Wenn im Juni die Regenzeit beginnt, wird der Zugang zu Wasser einfacher. Es ist aber kein sauberes Wasser und birgt Gesundheitsrisiken wenn es zum Kochen oder Trinken verwendet wird. Der Mangel an sauberem Wasser und das dichte Zusammenleben vieler Menschen sind Quelle für verschiedene parasitäre Infektionen, Hautkrankheiten und durch Wasser übertragene Krankheiten, wie z. B. Durchfallerkrankungen. Die Bereitstellung von sauberem Wasser und funktionierenden sanitären Anlagen ist daher ein wesentlicher Bestandteil der Arbeit von Ärzte ohne Grenzen in Burkina Faso.

Conflict in Burkina Faso: when the whole day is devoted to fetching water
Noelie Sawadogo/MSF
Eine von Ärzte ohne Grenzen errichtete Latrine im Spital von Gorom Gorom

"In den von uns unterstützten Gesundheitszentren werden jeden Monat Hunderte von Patient:innen wegen Krankheiten behandelt, die auf eine schlechte Wasserqualität zurückzuführen sind", sagt David Munganga, medizinischer Koordinator von Ärzte ohne Grenzen im Land. Zwischen Januar und März 2021 hat Ärzte ohne Grenzen  allein in Kliniken in Dori und Gorom Gorom mehr als 1.200 Kinder im Alter von fünf Jahren und jünger mit Durchfallerkrankungen behandelt. 

Im Bezirk Gorom Gorom haben die Teams von Ärzte ohne Grenzen kürzlich ein neues Bohrloch eingerichtet, um den Zugang zu Wasser von rund 20.000 Vertriebenen zu verbessern. Dieses Bohrloch kann bis zu 1.100 Liter Wasser pro Stunde liefern und ergänzt sieben weitere Bohrlöcher, die die Teams in dem Gebiet schon repariert haben. 

Außerdem unterstützt Ärzte ohne Grenzen das Bezirkskrankenhaus Gorom Gorom und zwei weitere Gesundheitszentren. Teams von Ärzte ohne Grenzen verteilen zusätzlich Hygienesets an Vertriebe, darunter Seife, Kanister und Wasserdesinfektionstabletten für die Wasseraufbereitung im Haushalt. Mitarbeiter:innen besuchen regelmäßig Gemeinden, um über Gesundheits- und Hygienefragen aufzuklären und zu sensibilisieren.

Conflict in Burkina Faso: when the whole day is devoted to fetching water
Noelie Sawadogo/MSF
Eine Mitarbeiterin von Ärzte ohne Grenzen berät eine Frau in einem Gesundheitszentrum in der Sahelregion.

"Der Zugang zu Wasser und grundlegenden Dienstleistungen für Vertriebene und lokale Gemeinschaften in der Sahelzone und an vielen Orten in Burkina Faso ist eine echte Herausforderung", sagt Youssouf Aly Dembélé, Einsatzleiter von Ärzte ohne Grenzen in Burkina Faso.

Eine stärkere Präsenz von humanitären Organisationen ist notwendig, um den wachsenden medizinischen und humanitären Bedarf der massiv vom Konflikt betroffenen Bevölkerung zu decken.
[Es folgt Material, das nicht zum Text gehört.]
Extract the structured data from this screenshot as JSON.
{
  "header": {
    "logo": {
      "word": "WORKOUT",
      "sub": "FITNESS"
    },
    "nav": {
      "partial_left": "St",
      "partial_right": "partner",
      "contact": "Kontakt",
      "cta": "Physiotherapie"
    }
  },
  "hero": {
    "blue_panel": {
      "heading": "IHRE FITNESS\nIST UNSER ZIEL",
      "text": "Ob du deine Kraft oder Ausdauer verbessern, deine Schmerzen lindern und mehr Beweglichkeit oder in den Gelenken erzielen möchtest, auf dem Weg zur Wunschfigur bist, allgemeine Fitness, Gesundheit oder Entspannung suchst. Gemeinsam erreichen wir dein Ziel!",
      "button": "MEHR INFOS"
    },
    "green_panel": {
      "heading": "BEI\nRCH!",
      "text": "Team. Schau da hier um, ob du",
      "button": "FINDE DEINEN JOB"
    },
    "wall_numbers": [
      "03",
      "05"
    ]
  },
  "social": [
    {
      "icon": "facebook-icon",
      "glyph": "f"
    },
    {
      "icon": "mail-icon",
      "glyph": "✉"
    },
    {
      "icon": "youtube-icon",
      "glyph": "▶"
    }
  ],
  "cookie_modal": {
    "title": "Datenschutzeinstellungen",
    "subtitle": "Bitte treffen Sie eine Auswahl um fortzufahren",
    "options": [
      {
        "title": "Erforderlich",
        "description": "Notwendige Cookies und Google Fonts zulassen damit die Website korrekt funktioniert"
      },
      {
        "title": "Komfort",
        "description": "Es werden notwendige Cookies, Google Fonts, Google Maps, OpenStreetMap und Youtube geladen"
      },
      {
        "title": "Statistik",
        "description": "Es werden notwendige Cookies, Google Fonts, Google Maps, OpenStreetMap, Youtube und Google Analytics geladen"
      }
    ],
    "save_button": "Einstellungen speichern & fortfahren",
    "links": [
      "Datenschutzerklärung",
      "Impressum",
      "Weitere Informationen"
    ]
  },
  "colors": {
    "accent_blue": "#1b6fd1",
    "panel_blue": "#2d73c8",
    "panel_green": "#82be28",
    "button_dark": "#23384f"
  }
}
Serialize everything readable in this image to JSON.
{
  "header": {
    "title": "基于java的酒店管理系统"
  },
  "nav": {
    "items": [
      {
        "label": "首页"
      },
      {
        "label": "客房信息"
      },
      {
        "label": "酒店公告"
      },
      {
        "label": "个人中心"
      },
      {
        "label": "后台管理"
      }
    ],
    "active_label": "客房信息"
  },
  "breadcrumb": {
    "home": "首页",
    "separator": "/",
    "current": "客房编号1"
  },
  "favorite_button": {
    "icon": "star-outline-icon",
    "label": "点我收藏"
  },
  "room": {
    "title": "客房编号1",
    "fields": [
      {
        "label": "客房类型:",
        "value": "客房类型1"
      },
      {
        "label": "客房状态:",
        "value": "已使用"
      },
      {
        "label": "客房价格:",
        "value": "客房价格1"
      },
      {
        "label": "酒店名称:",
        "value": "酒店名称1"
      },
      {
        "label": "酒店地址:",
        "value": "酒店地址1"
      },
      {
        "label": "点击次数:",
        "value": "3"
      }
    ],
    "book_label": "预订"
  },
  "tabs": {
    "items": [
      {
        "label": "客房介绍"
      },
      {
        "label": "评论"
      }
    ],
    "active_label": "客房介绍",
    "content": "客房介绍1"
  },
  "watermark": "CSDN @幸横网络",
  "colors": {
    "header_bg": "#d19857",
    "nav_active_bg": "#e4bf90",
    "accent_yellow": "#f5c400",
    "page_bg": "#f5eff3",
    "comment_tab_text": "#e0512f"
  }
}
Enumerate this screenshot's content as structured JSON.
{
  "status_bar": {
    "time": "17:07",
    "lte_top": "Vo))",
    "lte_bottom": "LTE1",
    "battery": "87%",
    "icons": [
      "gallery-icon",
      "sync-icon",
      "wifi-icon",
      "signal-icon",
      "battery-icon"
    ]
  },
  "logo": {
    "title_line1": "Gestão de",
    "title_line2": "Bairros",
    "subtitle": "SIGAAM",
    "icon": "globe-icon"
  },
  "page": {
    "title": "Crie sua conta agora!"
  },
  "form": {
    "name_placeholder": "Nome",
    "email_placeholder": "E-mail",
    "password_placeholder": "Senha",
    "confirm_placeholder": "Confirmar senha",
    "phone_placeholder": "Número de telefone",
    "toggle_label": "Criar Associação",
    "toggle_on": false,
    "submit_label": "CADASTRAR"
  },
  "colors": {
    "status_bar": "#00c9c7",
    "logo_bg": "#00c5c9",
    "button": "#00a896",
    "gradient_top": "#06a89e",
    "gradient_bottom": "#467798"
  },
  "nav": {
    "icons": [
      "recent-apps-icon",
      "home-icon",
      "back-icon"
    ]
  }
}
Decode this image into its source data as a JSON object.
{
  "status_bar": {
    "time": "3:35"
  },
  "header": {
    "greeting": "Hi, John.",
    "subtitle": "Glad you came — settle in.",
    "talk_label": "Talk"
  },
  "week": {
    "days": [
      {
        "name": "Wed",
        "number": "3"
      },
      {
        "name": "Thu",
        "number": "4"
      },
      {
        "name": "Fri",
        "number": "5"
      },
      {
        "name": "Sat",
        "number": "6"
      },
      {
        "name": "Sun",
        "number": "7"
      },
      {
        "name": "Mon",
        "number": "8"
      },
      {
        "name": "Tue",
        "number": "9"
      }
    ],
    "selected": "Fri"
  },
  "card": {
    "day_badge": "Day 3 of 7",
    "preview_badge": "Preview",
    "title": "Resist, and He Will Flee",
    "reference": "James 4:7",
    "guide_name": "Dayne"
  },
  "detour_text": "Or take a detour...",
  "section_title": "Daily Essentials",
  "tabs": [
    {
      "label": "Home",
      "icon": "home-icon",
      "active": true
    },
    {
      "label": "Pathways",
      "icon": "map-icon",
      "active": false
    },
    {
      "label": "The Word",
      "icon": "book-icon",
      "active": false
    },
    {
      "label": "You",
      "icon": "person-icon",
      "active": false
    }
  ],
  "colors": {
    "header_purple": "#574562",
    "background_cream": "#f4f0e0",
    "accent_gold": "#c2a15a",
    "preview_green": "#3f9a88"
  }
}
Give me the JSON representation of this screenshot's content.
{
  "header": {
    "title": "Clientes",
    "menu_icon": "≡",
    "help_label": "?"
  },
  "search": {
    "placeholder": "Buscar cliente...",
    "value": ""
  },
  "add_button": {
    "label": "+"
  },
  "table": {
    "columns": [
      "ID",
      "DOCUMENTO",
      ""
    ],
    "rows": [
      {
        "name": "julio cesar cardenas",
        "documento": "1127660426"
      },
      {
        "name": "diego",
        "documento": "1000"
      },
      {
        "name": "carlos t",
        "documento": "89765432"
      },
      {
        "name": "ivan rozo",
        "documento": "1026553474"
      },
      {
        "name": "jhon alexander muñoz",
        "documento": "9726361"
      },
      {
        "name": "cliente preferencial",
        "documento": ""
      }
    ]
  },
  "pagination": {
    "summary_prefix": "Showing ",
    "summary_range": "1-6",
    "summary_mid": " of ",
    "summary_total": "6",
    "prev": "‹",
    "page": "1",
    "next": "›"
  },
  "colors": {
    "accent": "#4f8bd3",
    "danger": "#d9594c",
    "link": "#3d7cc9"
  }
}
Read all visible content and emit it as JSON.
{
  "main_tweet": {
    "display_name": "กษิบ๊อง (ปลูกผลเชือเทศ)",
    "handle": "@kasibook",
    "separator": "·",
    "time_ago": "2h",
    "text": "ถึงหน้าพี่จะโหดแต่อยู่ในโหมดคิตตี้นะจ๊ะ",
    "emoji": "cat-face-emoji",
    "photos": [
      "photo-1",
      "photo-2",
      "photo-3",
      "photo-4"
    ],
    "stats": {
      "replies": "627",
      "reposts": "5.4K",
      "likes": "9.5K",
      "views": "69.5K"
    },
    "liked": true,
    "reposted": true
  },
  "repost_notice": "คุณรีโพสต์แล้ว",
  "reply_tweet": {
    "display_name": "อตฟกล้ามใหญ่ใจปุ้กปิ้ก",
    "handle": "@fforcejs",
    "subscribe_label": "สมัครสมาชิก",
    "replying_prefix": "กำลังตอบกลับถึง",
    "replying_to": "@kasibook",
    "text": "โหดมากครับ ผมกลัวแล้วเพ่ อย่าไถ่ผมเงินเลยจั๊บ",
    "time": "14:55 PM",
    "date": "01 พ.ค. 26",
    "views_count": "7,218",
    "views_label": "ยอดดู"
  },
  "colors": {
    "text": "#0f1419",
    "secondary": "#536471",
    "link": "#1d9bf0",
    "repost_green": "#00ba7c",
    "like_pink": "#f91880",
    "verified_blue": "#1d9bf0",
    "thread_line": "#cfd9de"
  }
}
Youssouf Aly Dembélé, Einsatzleiter von Ärzte ohne Grenzen in Burkina Faso

Sechs der 13 Regionen in Burkina Faso sind von der Wasserkrise betroffen, in vier davon arbeitet Ärzte ohne Grenzen, um sauberes Wasser zu den Menschen in Not zu bringen. Im Jahr 2020 verteilten die Teams von Ärzte ohne Grenzen rund 133.934.000 Liter Wasser, eine Menge, die 45 Schwimmbecken olympischer Größe entspricht. Ärzte ohne Grenzen leistet derzeit medizinische und humanitäre Hilfe für lokale Gemeinschaften und Vertriebene in Burkina Faso. Die Hilfe umfasst kostenlose medizinische Grund- und Spezialversorgung, Impfkampagnen und die Verteilung von Hilfsgütern. Im Jahr 2020 wurden mehr als 478.000 medizinische Konsultationen durchgeführt.